The Death of Physician Camaraderie in Three Easy Steps

HELPING HOSPITALS KEEP GOOD DOCTORS

The Death of Physician Camaraderie in Three Easy Steps

The following is from Steven Mussey, MD, who illustrated my recent book on Physician Retention. I think he really nails how doctors are feeling. Feel free to share. 

What happened? How did we get here?

Doug’s book discusses the problem of physician retention. He sadly describes the loss of physician camaraderie. Increasingly, hospitals appear confrontational to the interests of the doctors. We miss the days of doctors talking in the physician lounge, discussing stories, experiences, and frustrations of the day.

Now we all practice in our own little boxes. We no longer mingle with each other. Many of us haven’t set foot in the hospital for years. Things have changed. We feel more alone. The situation feels perfectly designed to create burn-out.

When you step back, the changes are remarkable.

More than three decades ago, when I practiced General Internal Medicine, life was different. Hospital stays were often better measured in weeks rather than hours. Procedures and surgeries were all done physically in the hospital. We all rounded on our patients in the morning and only rounded again in the evening on our sickest patients. We admitted our own patients, day and night. Our office practices had fewer patients per hour. If needed, we could urgently dash from our offices, which usually sat just blocks from the hospital, handle matters and then return to the office with apologies to the patients left waiting. It was certainly not optimal, but it was doable. We saw all of our colleagues in the hospital. We knew all of the hospital administrators. The physician lounge was always occupied.

Then, step one happened: Hospital stays grew shorter.

In the old days, Community Acquired Pneumonia was treated with IV antibiotics, Chest PT and, this is the amazing part, UP TO THREE WEEKS in the hospital (the Medicare DRG in 1985 was 21 days). Same thing with strokes, where all of the rehab, PT/OT, etc. was done in the hospital, rather than in a skilled nursing facility. Major surgery patients always stayed for weeks, rather than hours or days.

Now, most hospital stays are better measured in hours. This happened slowly. It was a year to year evolution. The result was a change in pace. You could no longer get away, as a physician, rounding on the patient only once or, maybe, twice a day. You had to see the patient and make major changes several times a day. Often, you had to move quickly in the afternoon to rush to the hospital to arrange unexpected discharges. Hospital care became more exhausting. Outpatient care became more disrupted.

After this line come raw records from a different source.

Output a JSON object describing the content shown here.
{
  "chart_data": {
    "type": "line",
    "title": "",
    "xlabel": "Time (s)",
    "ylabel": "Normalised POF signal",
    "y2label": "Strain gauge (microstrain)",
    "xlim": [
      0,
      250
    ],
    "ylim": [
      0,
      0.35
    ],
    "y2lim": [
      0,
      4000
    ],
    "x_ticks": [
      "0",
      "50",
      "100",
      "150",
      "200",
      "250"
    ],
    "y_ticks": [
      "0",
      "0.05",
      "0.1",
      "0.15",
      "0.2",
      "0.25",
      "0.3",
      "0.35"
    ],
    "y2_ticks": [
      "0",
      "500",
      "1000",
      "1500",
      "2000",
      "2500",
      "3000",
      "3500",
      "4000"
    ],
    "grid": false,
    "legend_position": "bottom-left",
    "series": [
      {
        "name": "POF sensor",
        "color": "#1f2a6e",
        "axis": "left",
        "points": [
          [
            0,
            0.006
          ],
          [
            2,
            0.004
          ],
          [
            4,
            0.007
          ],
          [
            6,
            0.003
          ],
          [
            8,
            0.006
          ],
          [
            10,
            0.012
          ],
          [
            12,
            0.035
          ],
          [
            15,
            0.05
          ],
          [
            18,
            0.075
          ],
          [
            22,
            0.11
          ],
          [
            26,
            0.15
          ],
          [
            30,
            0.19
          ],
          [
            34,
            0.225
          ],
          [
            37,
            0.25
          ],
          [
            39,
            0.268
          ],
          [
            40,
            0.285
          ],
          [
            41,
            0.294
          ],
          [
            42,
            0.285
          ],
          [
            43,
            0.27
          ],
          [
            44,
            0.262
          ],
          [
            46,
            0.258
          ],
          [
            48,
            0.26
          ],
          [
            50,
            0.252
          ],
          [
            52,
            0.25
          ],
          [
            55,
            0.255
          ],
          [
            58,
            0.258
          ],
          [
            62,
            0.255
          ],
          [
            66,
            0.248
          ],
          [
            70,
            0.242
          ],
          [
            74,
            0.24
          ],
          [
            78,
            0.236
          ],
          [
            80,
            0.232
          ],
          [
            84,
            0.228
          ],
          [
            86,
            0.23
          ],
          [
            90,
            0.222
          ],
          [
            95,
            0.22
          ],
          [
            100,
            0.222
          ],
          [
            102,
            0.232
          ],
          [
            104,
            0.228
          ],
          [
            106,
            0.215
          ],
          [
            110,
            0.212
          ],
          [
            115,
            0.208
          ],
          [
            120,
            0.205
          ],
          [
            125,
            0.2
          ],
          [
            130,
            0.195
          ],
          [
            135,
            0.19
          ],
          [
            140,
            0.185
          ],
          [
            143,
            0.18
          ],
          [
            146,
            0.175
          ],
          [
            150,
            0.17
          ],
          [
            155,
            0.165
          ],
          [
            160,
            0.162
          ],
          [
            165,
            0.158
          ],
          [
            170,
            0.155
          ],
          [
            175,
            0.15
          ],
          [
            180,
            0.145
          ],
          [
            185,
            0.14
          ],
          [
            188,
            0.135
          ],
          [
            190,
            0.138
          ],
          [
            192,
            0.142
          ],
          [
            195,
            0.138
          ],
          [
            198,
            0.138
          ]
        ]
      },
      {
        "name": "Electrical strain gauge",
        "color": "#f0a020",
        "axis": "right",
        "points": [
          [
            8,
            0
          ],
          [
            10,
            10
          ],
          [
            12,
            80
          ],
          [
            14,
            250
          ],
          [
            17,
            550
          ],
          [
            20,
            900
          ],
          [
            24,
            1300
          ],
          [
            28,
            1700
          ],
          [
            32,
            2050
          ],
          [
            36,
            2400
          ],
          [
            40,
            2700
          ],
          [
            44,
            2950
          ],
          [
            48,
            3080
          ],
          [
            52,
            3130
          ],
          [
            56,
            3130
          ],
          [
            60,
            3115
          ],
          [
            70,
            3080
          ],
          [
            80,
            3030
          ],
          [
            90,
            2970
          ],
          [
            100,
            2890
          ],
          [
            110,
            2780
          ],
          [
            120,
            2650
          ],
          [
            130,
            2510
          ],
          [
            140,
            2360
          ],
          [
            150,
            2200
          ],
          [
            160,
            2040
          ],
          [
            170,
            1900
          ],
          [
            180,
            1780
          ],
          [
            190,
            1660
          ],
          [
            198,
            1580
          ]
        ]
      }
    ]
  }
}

Meanwhile, step two happened: Outpatient practice turned insane. Every visit became more complex. When hospital care is abbreviated, there are many loose ends. Office visits now had to focus on finding and cleaning up unaddressed issues. EMR added to the workload. The pace of outpatient care accelerated. Support staffing needs increased. Prior authorization is needed for almost every study and medication. Reimbursement actually dropped. The economics of outpatient practice became irrefutable. If you did not see more patients in a day, you could not pay your overhead. It was very simple. Meanwhile, the frequent pages from the hospital made it impossible to see a single patient without multiple interruptions.

If you had a rough night on call in the hospital, you typically took off all or half of the next day to recover. Soon, that loss of productivity became unacceptable. So, you stumbled through the next day. Yet, sleep deprivation cannot continue forever.

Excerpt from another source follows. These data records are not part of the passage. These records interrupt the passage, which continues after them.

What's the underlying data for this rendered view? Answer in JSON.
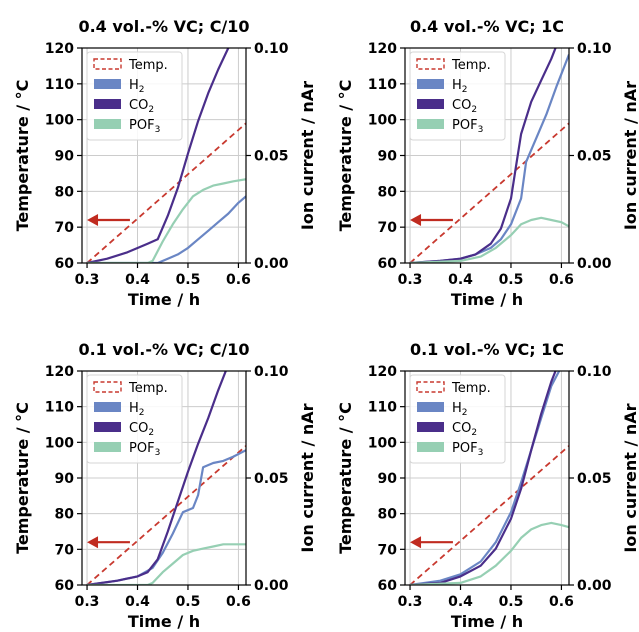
{
  "colors": {
    "temp": "#c8392f",
    "h2": "#6a86c4",
    "co2": "#4a2e8a",
    "pof3": "#96cfb3",
    "arrow": "#c02b20",
    "grid": "#cccccc"
  },
  "chart_data": [
    {
      "type": "line",
      "title": "0.4 vol.-% VC; C/10",
      "xlabel": "Time / h",
      "ylabel": "Temperature / °C",
      "y2label": "Ion current / nAr",
      "xlim": [
        0.29,
        0.615
      ],
      "ylim": [
        60,
        120
      ],
      "y2lim": [
        0,
        0.1
      ],
      "xticks": [
        "0.3",
        "0.4",
        "0.5",
        "0.6"
      ],
      "yticks": [
        "60",
        "70",
        "80",
        "90",
        "100",
        "110",
        "120"
      ],
      "y2ticks": [
        "0.00",
        "0.05",
        "0.10"
      ],
      "grid": true,
      "legend_position": "top-left",
      "temp_arrow": {
        "from_x": 0.385,
        "to_x": 0.3,
        "y": 72
      },
      "series": [
        {
          "name": "Temp.",
          "axis": "left",
          "style": "dashed",
          "x": [
            0.3,
            0.615
          ],
          "y": [
            60,
            99
          ]
        },
        {
          "name": "H2",
          "axis": "right",
          "x": [
            0.3,
            0.44,
            0.46,
            0.48,
            0.5,
            0.52,
            0.54,
            0.56,
            0.58,
            0.6,
            0.615
          ],
          "y": [
            0,
            0,
            0.002,
            0.004,
            0.007,
            0.011,
            0.015,
            0.019,
            0.023,
            0.028,
            0.031
          ]
        },
        {
          "name": "CO2",
          "axis": "right",
          "x": [
            0.3,
            0.34,
            0.38,
            0.42,
            0.44,
            0.46,
            0.48,
            0.5,
            0.52,
            0.54,
            0.56,
            0.58,
            0.59
          ],
          "y": [
            0,
            0.002,
            0.005,
            0.009,
            0.011,
            0.022,
            0.035,
            0.051,
            0.066,
            0.079,
            0.09,
            0.1,
            0.104
          ]
        },
        {
          "name": "POF3",
          "axis": "right",
          "x": [
            0.3,
            0.42,
            0.43,
            0.45,
            0.47,
            0.49,
            0.51,
            0.53,
            0.55,
            0.57,
            0.59,
            0.615
          ],
          "y": [
            0,
            0,
            0.001,
            0.01,
            0.018,
            0.025,
            0.031,
            0.034,
            0.036,
            0.037,
            0.038,
            0.039
          ]
        }
      ]
    },
    {
      "type": "line",
      "title": "0.4 vol.-% VC; 1C",
      "xlabel": "Time / h",
      "ylabel": "Temperature / °C",
      "y2label": "Ion current / nAr",
      "xlim": [
        0.29,
        0.615
      ],
      "ylim": [
        60,
        120
      ],
      "y2lim": [
        0,
        0.1
      ],
      "xticks": [
        "0.3",
        "0.4",
        "0.5",
        "0.6"
      ],
      "yticks": [
        "60",
        "70",
        "80",
        "90",
        "100",
        "110",
        "120"
      ],
      "y2ticks": [
        "0.00",
        "0.05",
        "0.10"
      ],
      "grid": true,
      "legend_position": "top-left",
      "temp_arrow": {
        "from_x": 0.385,
        "to_x": 0.3,
        "y": 72
      },
      "series": [
        {
          "name": "Temp.",
          "axis": "left",
          "style": "dashed",
          "x": [
            0.3,
            0.615
          ],
          "y": [
            60,
            99
          ]
        },
        {
          "name": "H2",
          "axis": "right",
          "x": [
            0.3,
            0.36,
            0.4,
            0.43,
            0.46,
            0.48,
            0.5,
            0.52,
            0.53,
            0.55,
            0.57,
            0.59,
            0.615
          ],
          "y": [
            0,
            0.001,
            0.002,
            0.004,
            0.007,
            0.011,
            0.018,
            0.03,
            0.047,
            0.058,
            0.069,
            0.082,
            0.097
          ]
        },
        {
          "name": "CO2",
          "axis": "right",
          "x": [
            0.3,
            0.36,
            0.4,
            0.43,
            0.46,
            0.48,
            0.5,
            0.51,
            0.52,
            0.54,
            0.56,
            0.58,
            0.595
          ],
          "y": [
            0,
            0.001,
            0.002,
            0.004,
            0.009,
            0.016,
            0.03,
            0.045,
            0.06,
            0.075,
            0.085,
            0.095,
            0.104
          ]
        },
        {
          "name": "POF3",
          "axis": "right",
          "x": [
            0.3,
            0.4,
            0.44,
            0.47,
            0.5,
            0.52,
            0.54,
            0.56,
            0.58,
            0.6,
            0.615
          ],
          "y": [
            0,
            0.001,
            0.003,
            0.007,
            0.013,
            0.018,
            0.02,
            0.021,
            0.02,
            0.019,
            0.017
          ]
        }
      ]
    },
    {
      "type": "line",
      "title": "0.1 vol.-% VC; C/10",
      "xlabel": "Time / h",
      "ylabel": "Temperature / °C",
      "y2label": "Ion current / nAr",
      "xlim": [
        0.29,
        0.615
      ],
      "ylim": [
        60,
        120
      ],
      "y2lim": [
        0,
        0.1
      ],
      "xticks": [
        "0.3",
        "0.4",
        "0.5",
        "0.6"
      ],
      "yticks": [
        "60",
        "70",
        "80",
        "90",
        "100",
        "110",
        "120"
      ],
      "y2ticks": [
        "0.00",
        "0.05",
        "0.10"
      ],
      "grid": true,
      "legend_position": "top-left",
      "temp_arrow": {
        "from_x": 0.385,
        "to_x": 0.3,
        "y": 72
      },
      "series": [
        {
          "name": "Temp.",
          "axis": "left",
          "style": "dashed",
          "x": [
            0.3,
            0.615
          ],
          "y": [
            60,
            99
          ]
        },
        {
          "name": "H2",
          "axis": "right",
          "x": [
            0.3,
            0.36,
            0.4,
            0.43,
            0.45,
            0.47,
            0.49,
            0.51,
            0.52,
            0.53,
            0.55,
            0.57,
            0.59,
            0.615
          ],
          "y": [
            0,
            0.002,
            0.004,
            0.008,
            0.015,
            0.024,
            0.034,
            0.036,
            0.042,
            0.055,
            0.057,
            0.058,
            0.06,
            0.063
          ]
        },
        {
          "name": "CO2",
          "axis": "right",
          "x": [
            0.3,
            0.36,
            0.4,
            0.42,
            0.44,
            0.46,
            0.48,
            0.5,
            0.52,
            0.54,
            0.56,
            0.575
          ],
          "y": [
            0,
            0.002,
            0.004,
            0.006,
            0.012,
            0.025,
            0.039,
            0.053,
            0.066,
            0.078,
            0.091,
            0.1
          ]
        },
        {
          "name": "POF3",
          "axis": "right",
          "x": [
            0.3,
            0.42,
            0.43,
            0.45,
            0.47,
            0.49,
            0.51,
            0.53,
            0.55,
            0.57,
            0.59,
            0.615
          ],
          "y": [
            0,
            0,
            0.001,
            0.006,
            0.01,
            0.014,
            0.016,
            0.017,
            0.018,
            0.019,
            0.019,
            0.019
          ]
        }
      ]
    },
    {
      "type": "line",
      "title": "0.1 vol.-% VC; 1C",
      "xlabel": "Time / h",
      "ylabel": "Temperature / °C",
      "y2label": "Ion current / nAr",
      "xlim": [
        0.29,
        0.615
      ],
      "ylim": [
        60,
        120
      ],
      "y2lim": [
        0,
        0.1
      ],
      "xticks": [
        "0.3",
        "0.4",
        "0.5",
        "0.6"
      ],
      "yticks": [
        "60",
        "70",
        "80",
        "90",
        "100",
        "110",
        "120"
      ],
      "y2ticks": [
        "0.00",
        "0.05",
        "0.10"
      ],
      "grid": true,
      "legend_position": "top-left",
      "temp_arrow": {
        "from_x": 0.385,
        "to_x": 0.3,
        "y": 72
      },
      "series": [
        {
          "name": "Temp.",
          "axis": "left",
          "style": "dashed",
          "x": [
            0.3,
            0.615
          ],
          "y": [
            60,
            99
          ]
        },
        {
          "name": "H2",
          "axis": "right",
          "x": [
            0.3,
            0.36,
            0.4,
            0.44,
            0.47,
            0.5,
            0.52,
            0.54,
            0.56,
            0.58,
            0.6
          ],
          "y": [
            0,
            0.002,
            0.005,
            0.011,
            0.02,
            0.034,
            0.048,
            0.063,
            0.078,
            0.093,
            0.102
          ]
        },
        {
          "name": "CO2",
          "axis": "right",
          "x": [
            0.3,
            0.36,
            0.4,
            0.44,
            0.47,
            0.5,
            0.52,
            0.54,
            0.56,
            0.58,
            0.595
          ],
          "y": [
            0,
            0.001,
            0.004,
            0.009,
            0.017,
            0.031,
            0.045,
            0.063,
            0.08,
            0.095,
            0.104
          ]
        },
        {
          "name": "POF3",
          "axis": "right",
          "x": [
            0.3,
            0.4,
            0.44,
            0.47,
            0.5,
            0.52,
            0.54,
            0.56,
            0.58,
            0.6,
            0.615
          ],
          "y": [
            0,
            0.001,
            0.004,
            0.009,
            0.016,
            0.022,
            0.026,
            0.028,
            0.029,
            0.028,
            0.027
          ]
        }
      ]
    }
  ]
}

Then, step three happened and we welcomed it with open arms: Hospitalists became a thing.

For those of us trying to cover both the outpatient and inpatient world up to this point, we knew we were flirting with serious danger. The level of sickness in both the outpatient and inpatient realms accelerated rapidly. We were forced to manage patients with higher levels of sickness in the outpatient world. If patients did get sick enough to be admitted, they had to be handled rapidly, with a discharge in less than 48 to 72 hours. To put it simply, one person cannot be in two places at once.

Having hospitalists available 24/7 provided coverage for this. It allowed us to choose which realm was our focus. When this finally became a real entity, many of us were astonished at our feelings of relief.

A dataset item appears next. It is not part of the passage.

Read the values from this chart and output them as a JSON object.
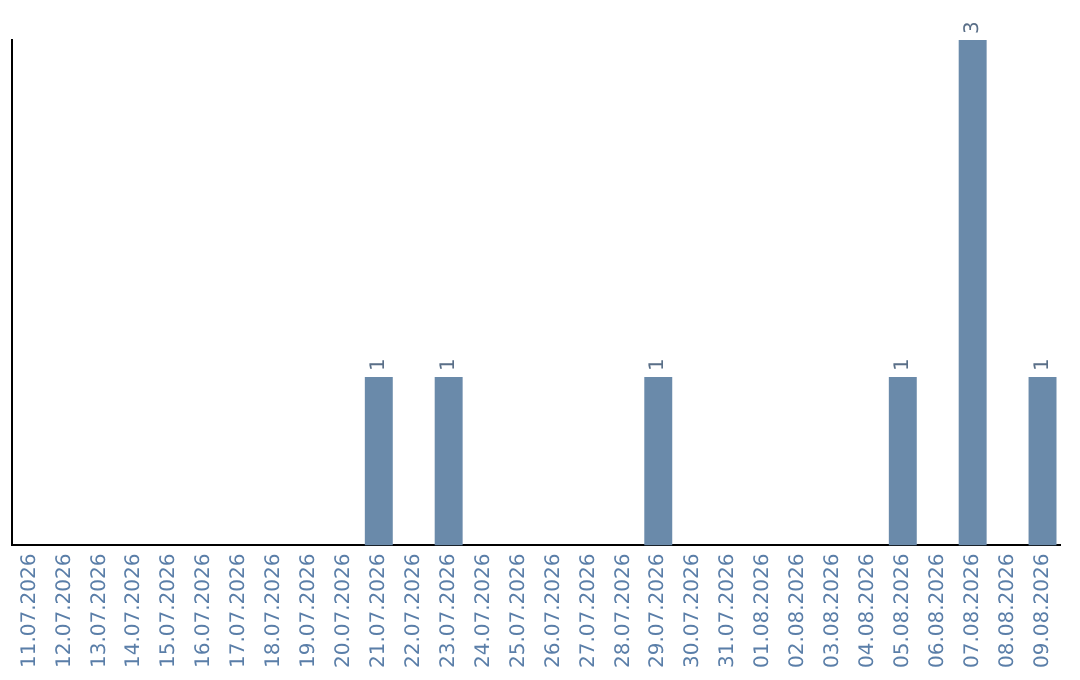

But, there were problems. The obvious ones were issues of patient care continuity. This bumped up patient hostility.

The other problem was far sneakier: We stopped seeing our colleagues on a regular basis. In fact, we barely saw more than a couple of doctors in person over the course of a single month. I vividly recall a special hospital meeting a few years ago. I had not been to a hospital meeting in many years. This meeting made it clear how much time had passed. The common comment made to me by my colleagues was: “You sure got gray!!!” Yep, they were right! A lot of time had passed. We all looked really old and those were the handful of old colleagues still on staff that I knew. Most of the people were strangers.

We are now divided up into our own little spaces, rarely interacting with each other. This is horrible. Who do I see to gripe about the affairs of the world? Who will I talk to when I’m not feeling so good about my life or my practice?

The camaraderie is gone and I don’t know how to get it back.